LLMs rely on accessible online content in order to train themselves. However - if a significant amount of this content was created by LLMs, will they start to drift in terms of the quality and accuracy of their output? Understand the impact in this post.

Yext

Due to our central role in localization infrastructure, Smartling is well-positioned to do macro-level analysis on usage patterns and general trends in the web content world.

And recently, we found something interesting in that data.

We’ve noticed that LLM bots are scanning localized sites. Presumably, this is to mine them for content to further improve their own foundational models.

It’s an across-the-board trend, with every type and size of company impacted. Without getting into the legality, ethics, or ownership of that content, we are immediately struck by the potential for creating an internet echo chamber due to these crawls.

Training data contamination and consequences

With the increase in companies using an MT-first or MT-fallback approach to their web content, plus the recent availability of LLMs as a translation provider, LLMs may soon find themselves in the position of unwittingly “eating their own dog food.”

What is the impact on the quality and effectiveness of LLMs when their training datasets are interwoven with translated content that originates from LLMs?

LLMs rely on the vast range of freely available digital content on the internet, whether in a newspaper article, academic journal, blog post, or scanned books, to amass enough content to increase the size and complexity of a pre-trained model and thus provide human-like generative capabilities. However, if some significant portion of the content being ingested was created solely by LLMs without any reinforcement learning from human feedback, will they start to drift in terms of the quality and accuracy of their output? Will the feedback loop create some sort of AI’ism that eventually spreads and modifies the structure and tone of language generally?

It is difficult to estimate the impact, but standing as we are at the beginning of this generative AI revolution, we see the potential pitfalls in the data-gathering process used by LLM providers.

Intellectual property and value issues

Identifying all incoming traffic belonging to bots is impossible because we depend on their proper use of User-Agent headers that declare their origin and purpose.
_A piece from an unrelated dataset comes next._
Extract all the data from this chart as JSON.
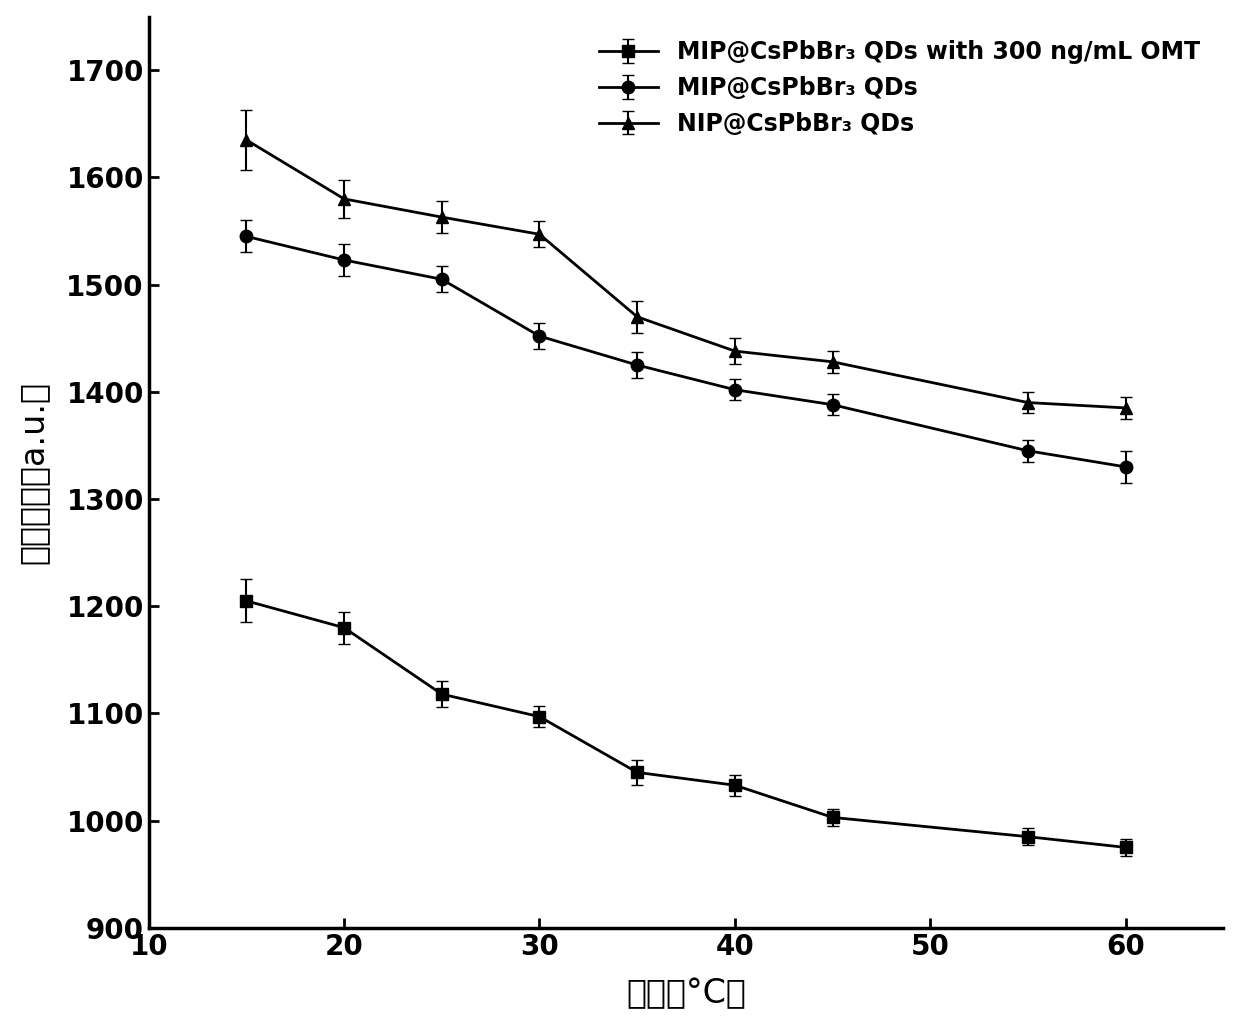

Many unscrupulous scraping bots will not only hide their purpose; they will actively try to disguise themselves and blend into the general stream of traffic that any public website sees.

A possible future approach to filtering this “echo chamber” effect is for LLMs to work with content providers to develop some sort of watermarking that identifies content generated by an LLM so that it can be categorized appropriately and treated. This type of watermarking will likely be in demand to mitigate the effects of disinformation, IP theft, and other antisocial behavior that bad actors may exhibit.

Additionally, companies who don’t mind or are interested in having LLMs crawl their data may one day opt to monetize their content by selling access to LLM crawlers. This could prove to be a lucrative side business that pays a negotiated value for human-generated content. Content producers have already brought ongoing lawsuits against LLMs in an attempt to regain control of their copyrighted material.

What can we do about it?

LLM scraping of websites for content is not a secret. Still, many companies may be surprised to learn that it is happening to them, and they may be unwitting participants in activities that bring them little benefit while generating endless value for LLMs.

In the world of machine translation, “using AI to help AI” is not a novel idea. When client-specific, domain, or long-tail language data is scarce, it is not uncommon to resort to data augmentation techniques such as web crawling of similar websites, back translation, or data manufacturing by creating slightly different source and target language variants.

Nevertheless, it is vital that anyone relying on the output of the model understand the pros and cons of such approaches. In most cases, such techniques can only incrementally improve the model quality. Ultimately, they do not replace the underlying motto of machine learning - the need for well-labeled and relevant data.